All of the pictures of Georgia had been taken down and thrown away. Years of friendship, gone. I felt angry and bereft, completely and utterly alone. Loving someone sucked.

Interestingly enough, it turned out that I now mostly used my phone to hang up on anyone who called. Easily done, since there was no one I actually wanted to talk to. If someone stopped by to visit, I feigned sleep or didn’t answer the door. Mom found some therapist for me to talk to, and I found excuses not to go. With me barely managing to keep my shit together as is, a therapist might drag up all sorts of horrible truths.

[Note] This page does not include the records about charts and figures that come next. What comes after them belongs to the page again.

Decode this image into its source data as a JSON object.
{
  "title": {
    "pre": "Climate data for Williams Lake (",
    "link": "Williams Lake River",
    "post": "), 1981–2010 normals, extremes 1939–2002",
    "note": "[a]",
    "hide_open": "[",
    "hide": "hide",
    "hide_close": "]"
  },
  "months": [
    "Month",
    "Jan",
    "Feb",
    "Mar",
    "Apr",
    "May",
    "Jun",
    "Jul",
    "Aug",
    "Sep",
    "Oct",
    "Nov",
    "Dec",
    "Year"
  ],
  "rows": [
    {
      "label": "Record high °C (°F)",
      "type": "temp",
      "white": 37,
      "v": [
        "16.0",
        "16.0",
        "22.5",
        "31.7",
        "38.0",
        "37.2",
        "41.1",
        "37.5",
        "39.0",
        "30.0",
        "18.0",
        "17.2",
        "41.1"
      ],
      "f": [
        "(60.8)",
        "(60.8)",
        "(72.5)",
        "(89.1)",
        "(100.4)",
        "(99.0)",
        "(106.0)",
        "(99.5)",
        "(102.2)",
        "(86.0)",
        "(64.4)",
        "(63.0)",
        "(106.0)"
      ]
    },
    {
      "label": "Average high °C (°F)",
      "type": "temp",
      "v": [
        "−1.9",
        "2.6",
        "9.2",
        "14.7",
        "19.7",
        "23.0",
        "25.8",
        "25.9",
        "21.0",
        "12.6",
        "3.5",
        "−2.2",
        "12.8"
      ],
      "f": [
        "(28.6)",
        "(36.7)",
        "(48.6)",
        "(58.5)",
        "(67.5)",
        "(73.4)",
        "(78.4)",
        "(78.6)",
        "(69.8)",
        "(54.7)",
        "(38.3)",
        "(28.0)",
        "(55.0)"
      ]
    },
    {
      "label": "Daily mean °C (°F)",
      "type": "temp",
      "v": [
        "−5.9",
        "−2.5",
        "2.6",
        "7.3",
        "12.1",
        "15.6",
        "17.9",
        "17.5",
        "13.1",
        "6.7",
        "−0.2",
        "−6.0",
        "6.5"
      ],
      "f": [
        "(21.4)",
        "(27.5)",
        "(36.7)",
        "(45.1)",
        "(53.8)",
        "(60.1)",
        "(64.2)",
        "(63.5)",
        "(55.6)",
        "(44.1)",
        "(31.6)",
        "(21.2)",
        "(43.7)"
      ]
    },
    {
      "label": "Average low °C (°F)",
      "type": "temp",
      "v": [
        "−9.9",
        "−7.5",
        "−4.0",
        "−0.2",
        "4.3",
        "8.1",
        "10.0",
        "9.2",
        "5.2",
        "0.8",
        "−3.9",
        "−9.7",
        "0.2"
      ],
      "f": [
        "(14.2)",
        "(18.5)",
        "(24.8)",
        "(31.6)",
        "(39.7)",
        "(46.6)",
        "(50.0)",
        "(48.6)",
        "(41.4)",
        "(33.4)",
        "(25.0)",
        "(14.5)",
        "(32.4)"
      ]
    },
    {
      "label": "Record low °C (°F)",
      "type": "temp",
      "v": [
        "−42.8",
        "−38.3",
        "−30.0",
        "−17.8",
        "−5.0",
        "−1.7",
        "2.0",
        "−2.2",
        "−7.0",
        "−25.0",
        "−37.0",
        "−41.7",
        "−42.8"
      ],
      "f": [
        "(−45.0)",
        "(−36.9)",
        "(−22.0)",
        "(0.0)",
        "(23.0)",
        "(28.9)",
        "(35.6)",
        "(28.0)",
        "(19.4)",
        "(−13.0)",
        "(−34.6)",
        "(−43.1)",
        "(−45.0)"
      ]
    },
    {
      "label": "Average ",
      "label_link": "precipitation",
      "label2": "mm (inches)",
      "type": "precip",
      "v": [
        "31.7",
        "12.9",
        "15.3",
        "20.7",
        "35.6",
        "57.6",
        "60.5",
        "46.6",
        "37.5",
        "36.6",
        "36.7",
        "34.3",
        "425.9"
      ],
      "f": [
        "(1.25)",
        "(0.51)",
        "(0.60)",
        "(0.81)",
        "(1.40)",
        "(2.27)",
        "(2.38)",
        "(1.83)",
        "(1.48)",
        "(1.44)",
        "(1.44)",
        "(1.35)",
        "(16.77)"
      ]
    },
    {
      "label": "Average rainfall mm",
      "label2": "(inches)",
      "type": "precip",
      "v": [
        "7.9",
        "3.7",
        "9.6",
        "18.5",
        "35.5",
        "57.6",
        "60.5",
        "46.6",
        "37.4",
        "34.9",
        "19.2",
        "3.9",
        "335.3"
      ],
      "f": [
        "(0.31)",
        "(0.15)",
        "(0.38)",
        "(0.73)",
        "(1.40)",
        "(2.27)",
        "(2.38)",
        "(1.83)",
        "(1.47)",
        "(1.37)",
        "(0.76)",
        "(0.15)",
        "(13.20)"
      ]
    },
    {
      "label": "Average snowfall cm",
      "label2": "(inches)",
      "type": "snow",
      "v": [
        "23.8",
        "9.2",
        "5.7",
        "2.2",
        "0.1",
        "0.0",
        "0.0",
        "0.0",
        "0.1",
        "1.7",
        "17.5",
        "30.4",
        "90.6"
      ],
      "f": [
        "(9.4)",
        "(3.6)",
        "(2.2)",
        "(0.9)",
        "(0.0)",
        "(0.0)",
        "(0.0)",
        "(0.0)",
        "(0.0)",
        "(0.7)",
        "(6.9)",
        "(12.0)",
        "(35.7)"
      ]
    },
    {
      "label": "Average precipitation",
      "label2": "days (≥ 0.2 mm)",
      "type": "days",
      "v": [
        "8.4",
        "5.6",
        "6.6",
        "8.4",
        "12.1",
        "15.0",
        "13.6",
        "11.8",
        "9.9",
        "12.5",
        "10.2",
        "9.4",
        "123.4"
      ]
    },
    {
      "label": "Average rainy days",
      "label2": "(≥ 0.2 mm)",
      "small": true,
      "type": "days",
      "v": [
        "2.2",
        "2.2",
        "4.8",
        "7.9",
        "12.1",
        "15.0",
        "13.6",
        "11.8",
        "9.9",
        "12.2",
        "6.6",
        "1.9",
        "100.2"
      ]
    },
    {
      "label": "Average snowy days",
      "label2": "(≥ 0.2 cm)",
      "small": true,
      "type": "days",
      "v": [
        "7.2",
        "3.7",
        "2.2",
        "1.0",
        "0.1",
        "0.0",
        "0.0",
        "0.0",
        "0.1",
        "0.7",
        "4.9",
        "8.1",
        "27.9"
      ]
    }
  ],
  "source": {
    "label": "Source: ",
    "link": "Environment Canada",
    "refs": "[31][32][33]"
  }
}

Gradually, my bruises faded to yellow and green. Man, did my ribs take their sweet time healing; in the meantime, any kind of movement hurt. Turned out little could be done for cracked ribs; you just had to wait while they healed. An ugly pink line dissected my right eyebrow, reaching another couple of inches up toward my hairline. Courtesy of Chris pistol-whipping me.

Despite doing my best to ignore the world, time passed. School was looming, God help me. The new school year would start again in a couple of weeks. In life, unless you’re willing to run away and live in the woods and risk being eaten by bears, some things just were unavoidable.